Some are even angry that resources are being channeled into rallies when they should be focused on November’s midterm elections. And, of course, tea partiers are a patriotic bunch. Quite a few of them were offended at the idea of staging a political rally on 9/11. The Tea Party Patriots, one of the nation’s largest tea party umbrella organizations, refused to participate and is throwing its organizing weight behind the FreedomWorks rally, as they did last year.

Then there’s the star-power deficit. FreedomWorks, with its old-line GOP ties and corporate funding, has a long lineup of conservative luminaries who will be on hand to whip up the crowd on Sunday, including media mogul Andrew Breitbart, Red State blogger Erick Erickson, Rep. Mike Pence (R-Ind.), and Virginia Attorney General Ken Cuccinelli.
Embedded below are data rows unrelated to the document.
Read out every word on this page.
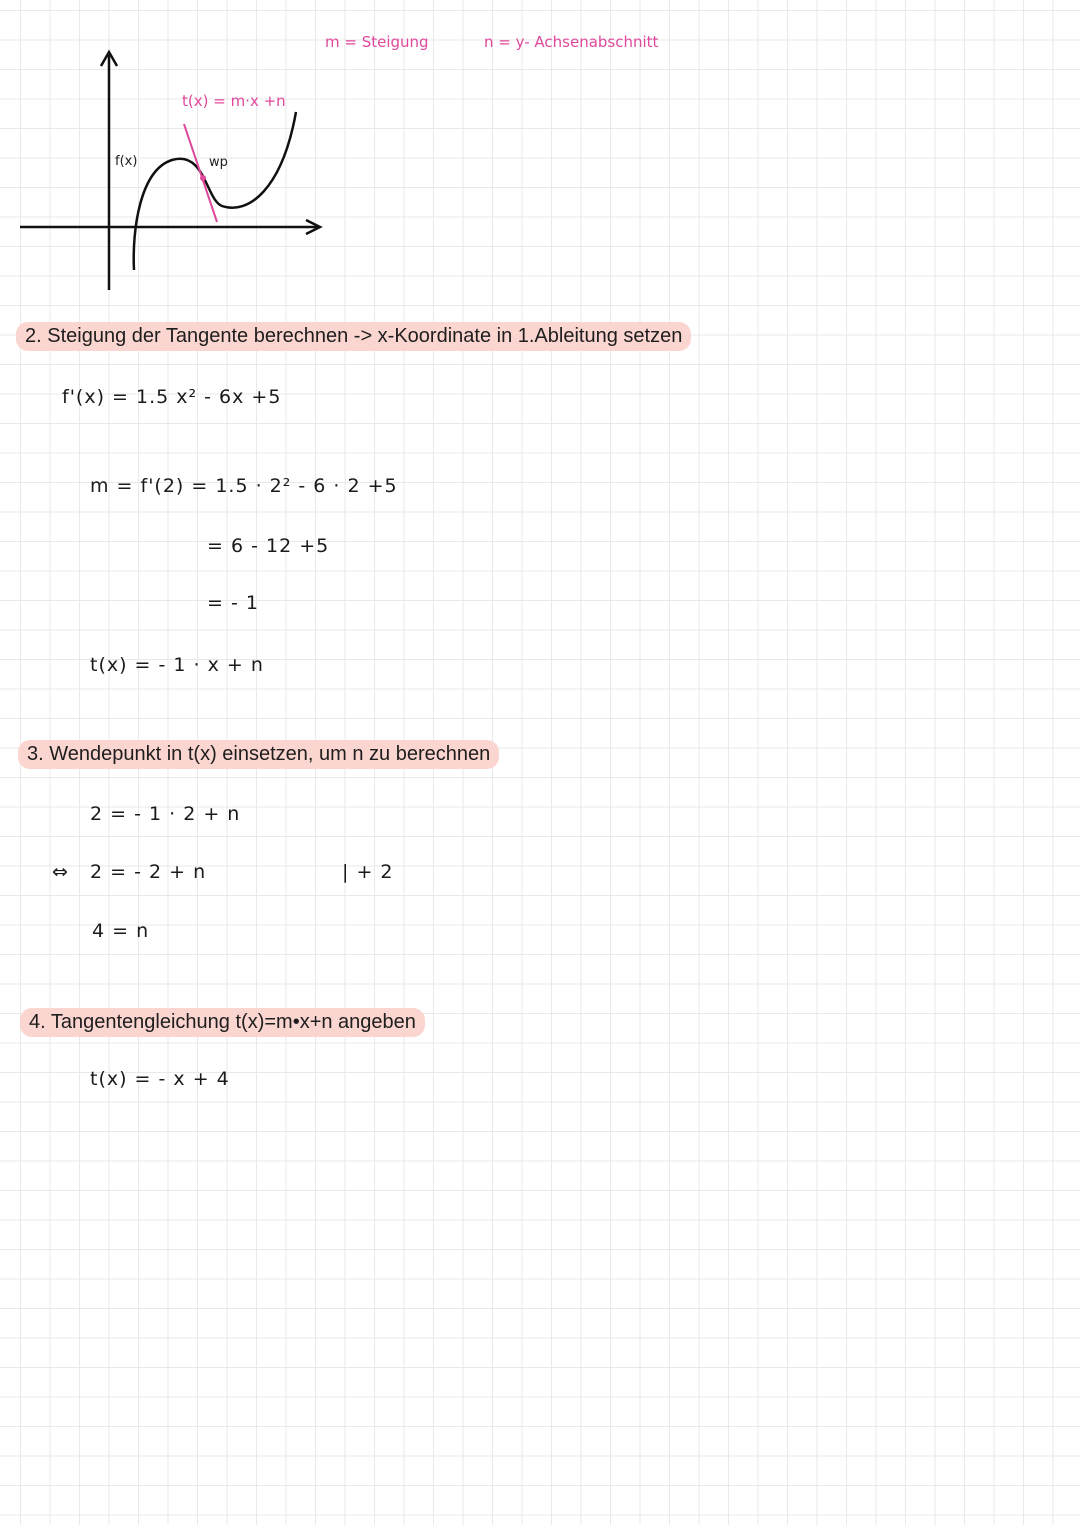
m = Steigung	n = y- Achsenabschnitt
t(x) = m·x +n
f(x)	wp
2. Steigung der Tangente berechnen -> x-Koordinate in 1.Ableitung setzen
f'(x) = 1.5 x² - 6x +5
m = f'(2) = 1.5 · 2² - 6 · 2 +5
= 6 - 12 +5
= - 1
t(x) = - 1 · x + n
3. Wendepunkt in t(x) einsetzen, um n zu berechnen
2 = - 1 · 2 + n
⇔ 2 = - 2 + n	| + 2
4 = n
4. Tangentengleichung t(x)=m•x+n angeben
t(x) = - x + 4
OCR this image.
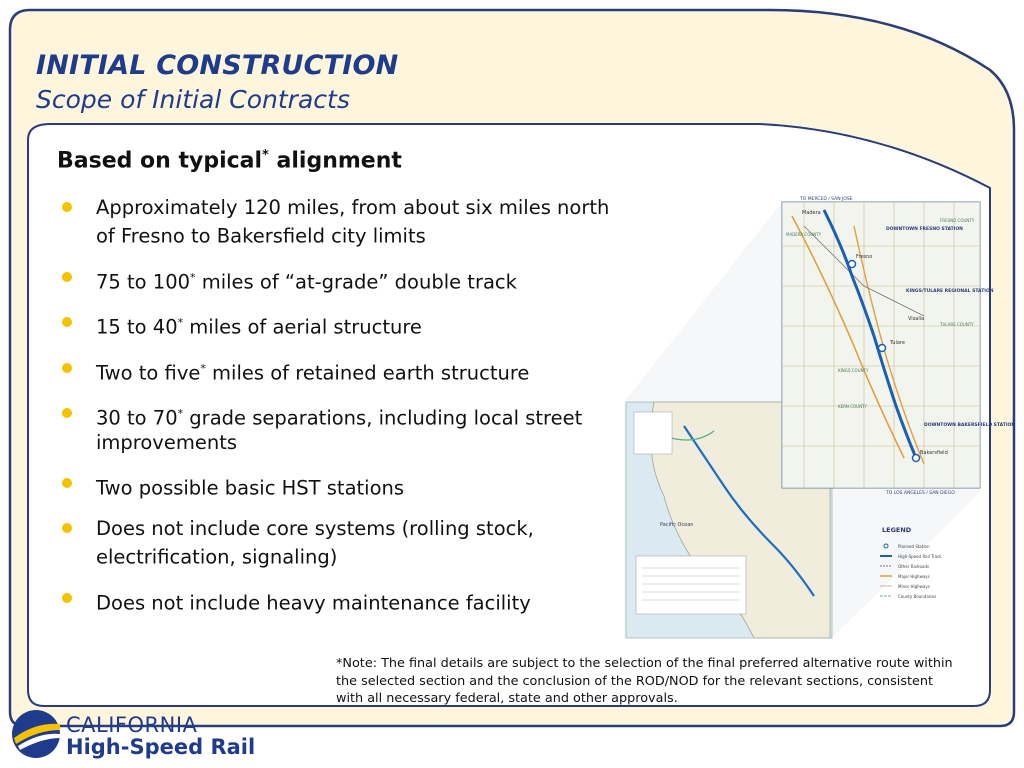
INITIAL CONSTRUCTION
Scope of Initial Contracts
Based on typical* alignment
Approximately 120 miles, from about six miles north of Fresno to Bakersfield city limits
75 to 100* miles of “at-grade” double track
15 to 40* miles of aerial structure
Two to five* miles of retained earth structure
30 to 70* grade separations, including local street improvements
Two possible basic HST stations
Does not include core systems (rolling stock, electrification, signaling)
Does not include heavy maintenance facility
Pacific Ocean
TO MERCED / SAN JOSE
TO LOS ANGELES / SAN DIEGO
DOWNTOWN FRESNO STATION
KINGS/TULARE REGIONAL STATION
DOWNTOWN BAKERSFIELD STATION
Madera
Fresno
Visalia
Tulare
Bakersfield
MADERA COUNTY
FRESNO COUNTY
KINGS COUNTY
TULARE COUNTY
KERN COUNTY
LEGEND
Planned Station
High-Speed Rail Track
Other Railroads
Major Highways
Minor Highways
County Boundaries
*Note: The final details are subject to the selection of the final preferred alternative route within the selected section and the conclusion of the ROD/NOD for the relevant sections, consistent with all necessary federal, state and other approvals.
CALIFORNIA
High-Speed Rail
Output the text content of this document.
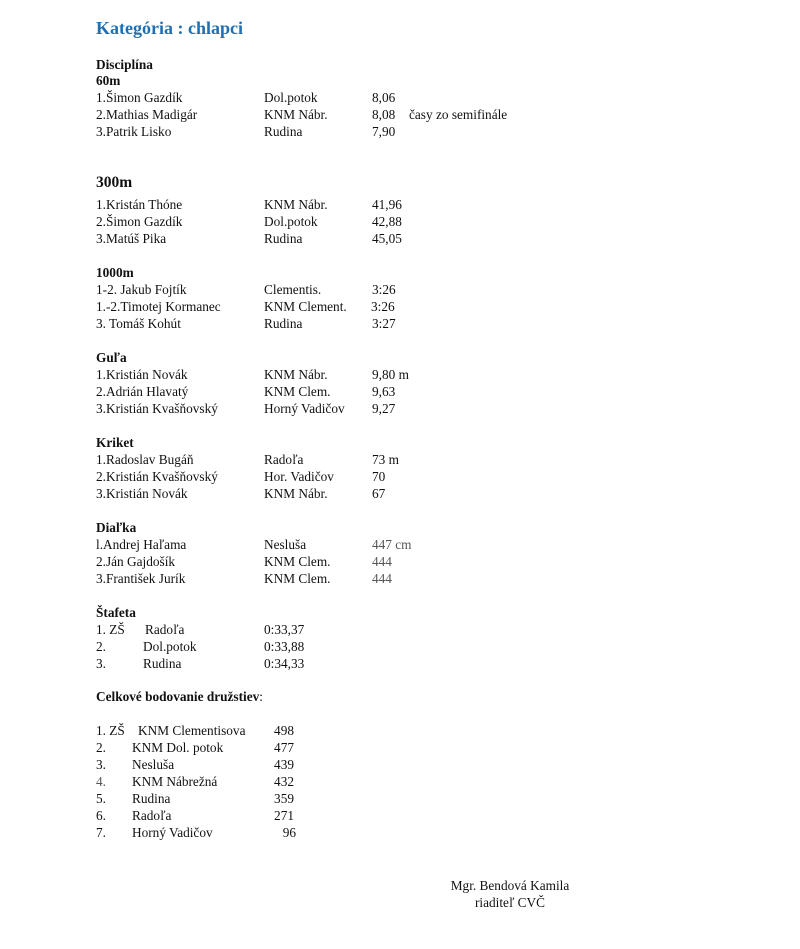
Kategória : chlapci
Disciplína
60m
1.Šimon Gazdík	Dol.potok	8,06
2.Mathias Madigár	KNM Nábr.	8,08 časy zo semifinále
3.Patrik Lisko	Rudina	7,90
300m
1.Kristán Thóne	KNM Nábr.	41,96
2.Šimon Gazdík	Dol.potok	42,88
3.Matúš Pika	Rudina	45,05
1000m
1-2. Jakub Fojtík	Clementis.	3:26
1.-2.Timotej Kormanec	KNM Clement. 3:26
3. Tomáš Kohút	Rudina	3:27
Guľa
1.Kristián Novák	KNM Nábr.	9,80 m
2.Adrián Hlavatý	KNM Clem.	9,63
3.Kristián Kvašňovský	Horný Vadičov 9,27
Kriket
1.Radoslav Bugáň	Radoľa	73 m
2.Kristián Kvašňovský	Hor. Vadičov	70
3.Kristián Novák	KNM Nábr.	67
Diaľka
l.Andrej Haľama	Nesluša	447 cm
2.Ján Gajdošík	KNM Clem.	444
3.František Jurík	KNM Clem.	444
Štafeta
1. ZŠ Radoľa	0:33,37
2.	Dol.potok	0:33,88
3.	Rudina	0:34,33
Celkové bodovanie družstiev:
1. ZŠ KNM Clementisova	498
2. KNM Dol. potok	477
3. Nesluša	439
4. KNM Nábrežná	432
5. Rudina	359
6. Radoľa	271
7. Horný Vadičov	96
Mgr. Bendová Kamila
riaditeľ CVČ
By contrast, UIA’s biggest draws are Stephen Baldwin, ex-GOP presidential candidate Alan Keyes, and a former American Idol participant.

Without Beck’s backing, UIA also ran up against a significant funding problem. Throwing a big shindig on the National Mall isn’t cheap. It requires Porta-Potties, first-aid stations, security, and other amenities. And the National Park Service won’t issue a rally permit without proof that an organizer can foot the bill. While UIA has been raising money for the march since last November, the group only officially secured permits in late July. Even then, there seemed to be some uncertainty about the march’s future. In early August, UIA sent out a fundraising plea seeking to raise $40,000 in two days to underwrite their events.

The real death knell for the March on DC, though, came from Beck’s “Restoring Honor” rally in August, which sucked the wind out of the “March on DC” and likely siphoned away many of its potential attendees. After all, if a 9.12er on a fixed income can only afford to make one trip to Washington, she’s much more likely to make the trek to see Beck than the president of Homemakers of America, another featured UIA speaker.

Last weekend, rumors flew that the march had actually been cancelled entirely due to a lack of funds to satisfy the Park Service. But Tuesday, an NPS spokeswoman told me the Park Service was modifying UIA’s permit to reflect an expected attendance of no more than 2,000 people—a fraction of the throng who rallied last year on September 12, or who attended Beck’s “Restoring Honor” confab.

If many of Beck’s followers opt to skip the “March on DC,” they can always catch the rally the same way they see Beck—on TV. Unite in Action has arranged for people to view the march live via satellite, for only $19.50 a pop.